“leave it still unsaid in part,
Or say it in too great excess.”
While this is not so applicable to written history, still in the face of hyperbolic and bathetic possibilities I owe it to myself to premise that I am going to be more than ordinarily truthful in this autobiography.
And there is certainly some merit in telling the truth, for it is hard work when one is his own hero, and not what is sometimes termed a moral hero at that. I can too, I may add, claim this single merit from the start, with a meekness almost bordering on honesty; since it happens that I am forced to be veracious by the fact that there are scores of people yet in the prime of life who are cognizant of the main events of the ensuing narrative.
CHAPTER II.
FAMILY MATTERS.
IT may be laid down as a general principle, to start with, that a boy had better not run away from home. Good and pious reasons are not wanting, and might be here adduced, in substantiation of this general principle. Some trite moralizing might be done just now, in a grave statement that an urchin needs not run away into the world after its troubles, since they will come running to him soon enough, and that a home is the last fortress weary men build (and oftentimes place in their wives’ names) against the slings and arrows of outrageous misfortune. Why, therefore, it may be asked, with overwhelming conviction to the adult,—who, by the way, is not supposed to be one of the congregation of the present preaching,—why, therefore, should the juvenile fugitive hasten unduly to leave what all the effort of his after life will be to regain?
Thus having done my duty by any boy of a restless disposition who may chance to read these memoirs and be influenced by my vagrant example, I proceed to state that I ran away from home at the mature age of eleven, and have not been back, to stay over night, from that remote period to this present writing.

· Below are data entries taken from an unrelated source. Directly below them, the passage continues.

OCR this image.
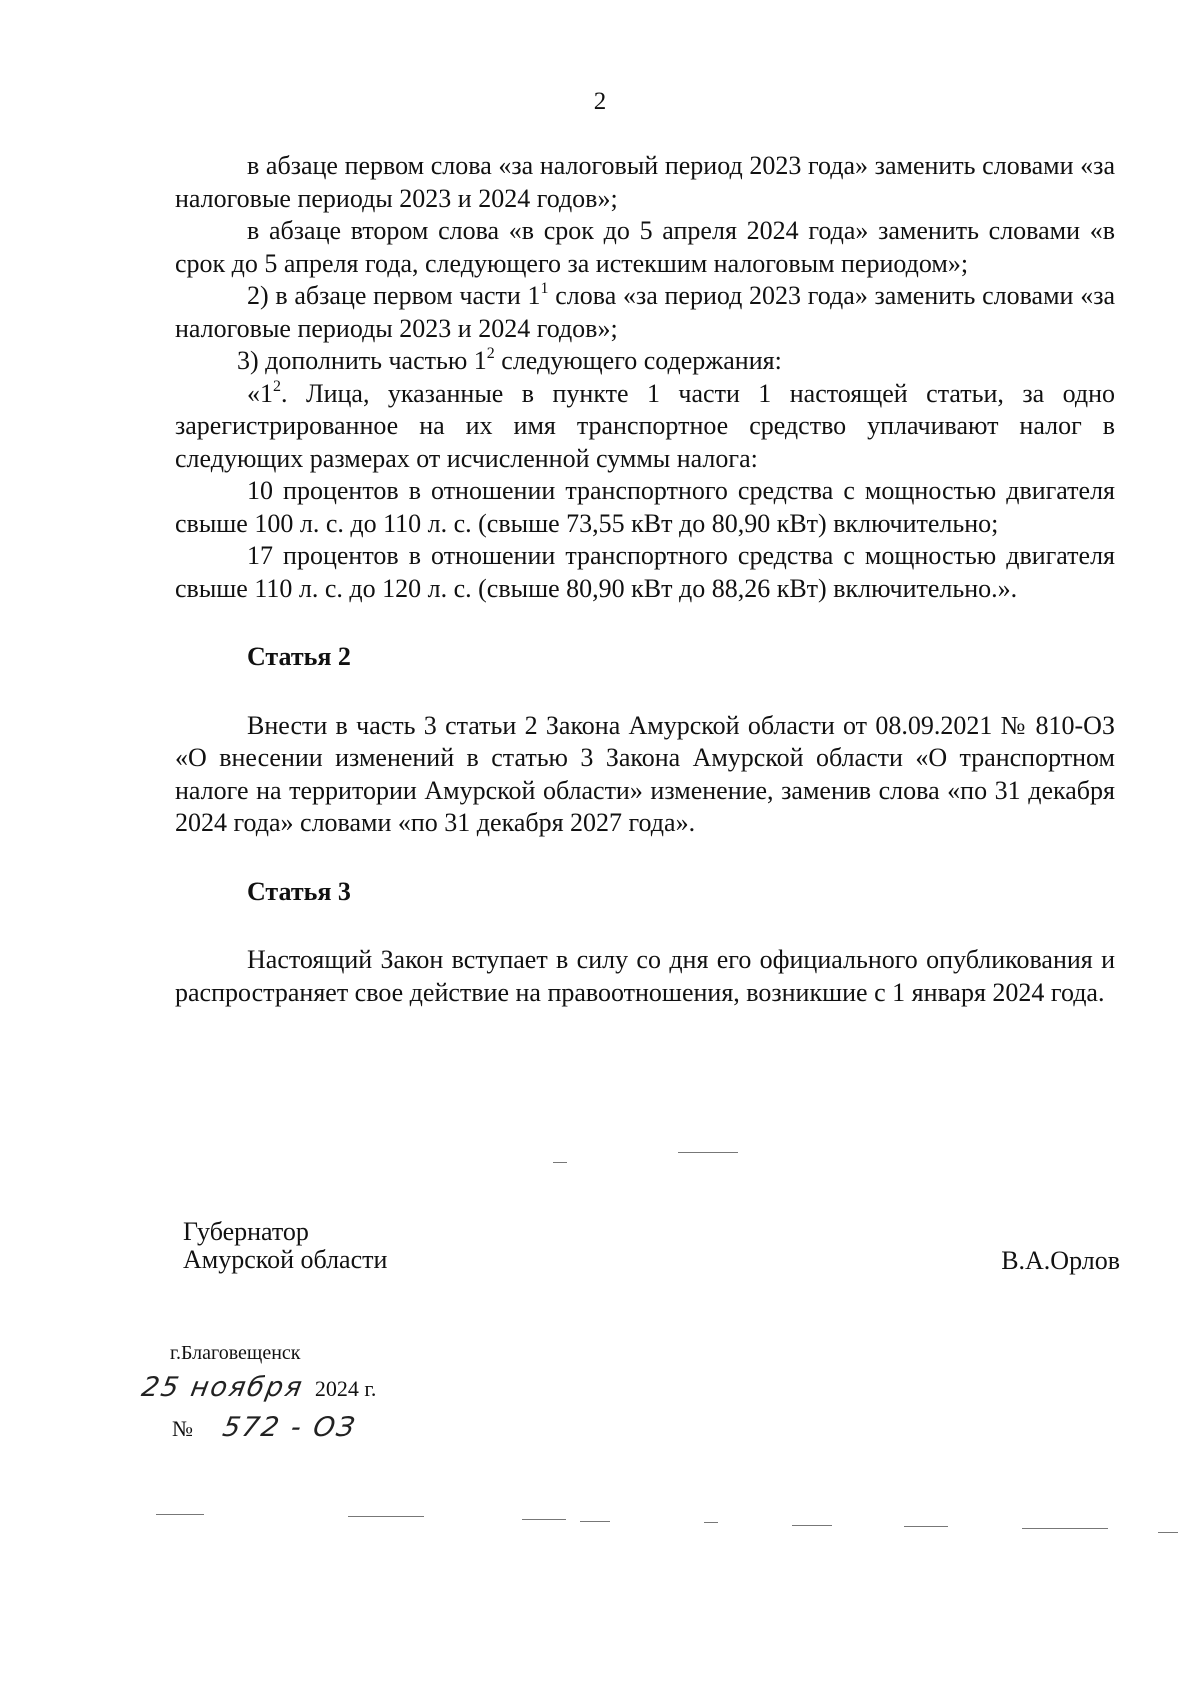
2

в абзаце первом слова «за налоговый период 2023 года» заменить словами «за налоговые периоды 2023 и 2024 годов»;

в абзаце втором слова «в срок до 5 апреля 2024 года» заменить словами «в срок до 5 апреля года, следующего за истекшим налоговым периодом»;

2) в абзаце первом части $1^1$ слова «за период 2023 года» заменить словами «за налоговые периоды 2023 и 2024 годов»;

3) дополнить частью $1^2$ следующего содержания:

«$1^2$. Лица, указанные в пункте 1 части 1 настоящей статьи, за одно зарегистрированное на их имя транспортное средство уплачивают налог в следующих размерах от исчисленной суммы налога:

10 процентов в отношении транспортного средства с мощностью двигателя свыше 100 л. с. до 110 л. с. (свыше 73,55 кВт до 80,90 кВт) включительно;

17 процентов в отношении транспортного средства с мощностью двигателя свыше 110 л. с. до 120 л. с. (свыше 80,90 кВт до 88,26 кВт) включительно.».

Статья 2

Внести в часть 3 статьи 2 Закона Амурской области от 08.09.2021 № 810-ОЗ «О внесении изменений в статью 3 Закона Амурской области «О транспортном налоге на территории Амурской области» изменение, заменив слова «по 31 декабря 2024 года» словами «по 31 декабря 2027 года».

Статья 3

Настоящий Закон вступает в силу со дня его официального опубликования и распространяет свое действие на правоотношения, возникшие с 1 января 2024 года.

Губернатор
Амурской области	В.А.Орлов
г.Благовещенск
25 ноября 2024 г.
№ 572 - ОЗ
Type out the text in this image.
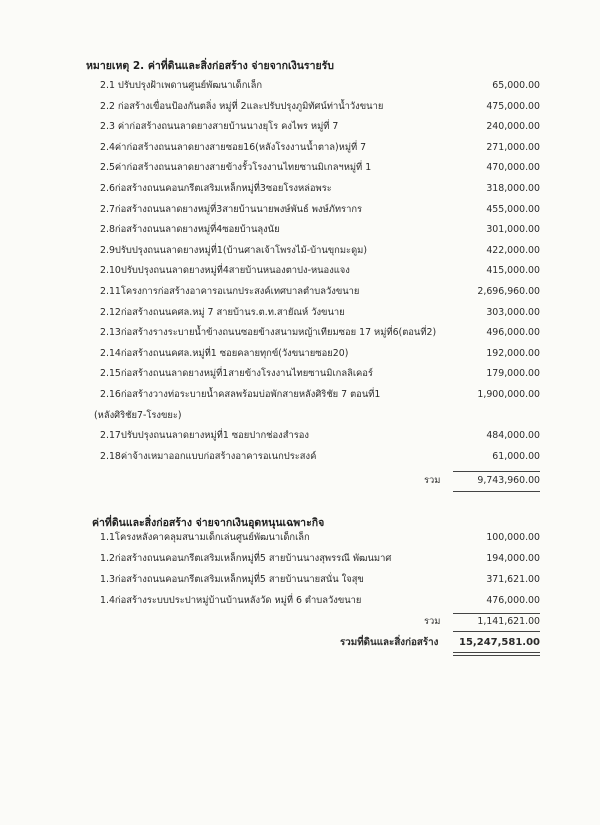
หมายเหตุ 2. ค่าที่ดินและสิ่งก่อสร้าง จ่ายจากเงินรายรับ
2.1 ปรับปรุงฝ้าเพดานศูนย์พัฒนาเด็กเล็ก	65,000.00
2.2 ก่อสร้างเขื่อนป้องกันตลิ่ง หมู่ที่ 2และปรับปรุงภูมิทัศน์ท่าน้ำวังขนาย	475,000.00
2.3 ค่าก่อสร้างถนนลาดยางสายบ้านนางยุโร คงไพร หมู่ที่ 7	240,000.00
2.4ค่าก่อสร้างถนนลาดยางสายซอย16(หลังโรงงานน้ำตาล)หมู่ที่ 7	271,000.00
2.5ค่าก่อสร้างถนนลาดยางสายข้างรั้วโรงงานไทยซานมิเกลฯหมู่ที่ 1	470,000.00
2.6ก่อสร้างถนนคอนกรีตเสริมเหล็กหมู่ที่3ซอยโรงหล่อพระ	318,000.00
2.7ก่อสร้างถนนลาดยางหมู่ที่3สายบ้านนายพงษ์พันธ์ พงษ์ภัทรากร	455,000.00
2.8ก่อสร้างถนนลาดยางหมู่ที่4ซอยบ้านลุงนัย	301,000.00
2.9ปรับปรุงถนนลาดยางหมู่ที่1(บ้านศาลเจ้าโพรงไม้-บ้านขุกมะดูม)	422,000.00
2.10ปรับปรุงถนนลาดยางหมู่ที่4สายบ้านหนองตาปง-หนองแจง	415,000.00
2.11โครงการก่อสร้างอาคารอเนกประสงค์เทศบาลตำบลวังขนาย	2,696,960.00
2.12ก่อสร้างถนนคศล.หมู่ 7 สายบ้านร.ต.ท.สายัณห์ วังขนาย	303,000.00
2.13ก่อสร้างรางระบายน้ำข้างถนนซอยข้างสนามหญ้าเทียมซอย 17 หมู่ที่6(ตอนที่2)	496,000.00
2.14ก่อสร้างถนนคศล.หมู่ที่1 ซอยคลายทุกข์(วังขนายซอย20)	192,000.00
2.15ก่อสร้างถนนลาดยางหมู่ที่1สายข้างโรงงานไทยซานมิเกลลิเคอร์	179,000.00
2.16ก่อสร้างวางท่อระบายน้ำคสลพร้อมบ่อพักสายหลังศิริชัย 7 ตอนที่1	1,900,000.00
(หลังศิริชัย7-โรงขยะ)
2.17ปรับปรุงถนนลาดยางหมู่ที่1 ซอยปากช่องสำรอง	484,000.00
2.18ค่าจ้างเหมาออกแบบก่อสร้างอาคารอเนกประสงค์	61,000.00
รวม	9,743,960.00
ค่าที่ดินและสิ่งก่อสร้าง จ่ายจากเงินอุดหนุนเฉพาะกิจ
1.1โครงหลังคาคลุมสนามเด็กเล่นศูนย์พัฒนาเด็กเล็ก	100,000.00
1.2ก่อสร้างถนนคอนกรีตเสริมเหล็กหมู่ที่5 สายบ้านนางสุพรรณี พัฒนมาศ	194,000.00
1.3ก่อสร้างถนนคอนกรีตเสริมเหล็กหมู่ที่5 สายบ้านนายสนั่น ใจสุข	371,621.00
1.4ก่อสร้างระบบประปาหมู่บ้านบ้านหลังวัด หมู่ที่ 6 ตำบลวังขนาย	476,000.00
รวม	1,141,621.00
รวมที่ดินและสิ่งก่อสร้าง 15,247,581.00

It is due, however, to both of us,—the home and myself,—to observe that it was not a very attractive hearth that I ran from. My father and mother were dead, and no brothers or sisters of mine were there,—nothing at all, indeed, like affection, but something very much like its opposite. On the whole, I think, under exactly the same circumstances, I would run away again.
But I hope this remark will not lead the thoughtless reader to assume that I am not of a respectable family; no well-regulated memoir could be written without one. A “respectable family” has long since become the acknowledged starting-point, and not unfrequently the scapegoat, of your conventional autobiography. A posteriori, therefore, our respectability is established from the very fact that there is an autobiographer in the family.
When, however, a great truth has once been discovered, it is always easy to find many paths of proof converging toward it. When Kepler, for instance, by some strange guess or inspiration, hit upon the colossal fact that the planets move in elliptical orbits, it was comparatively an easy thing,—or should have been, to make this scientific parallel correct,—to come at half a dozen proofs of it in the simple properties of the conic sections. Thus, too, fortunately for us, the respectability of our family can be proved in many ways, and even, like Kepler’s Laws, by mathematics itself. Nay, our proofs can be, and indeed are, established by common arithmetical notation and numeration; because the members of our family are generally rich.
This is manifestly an unusual advantage for an autobiographer, since, as is well known, he almost invariably comes of “poor but honest parents.” And there is no little pride mixed with the candor with which I boast, that I am to this day, pecuniarily, the poorest of my race.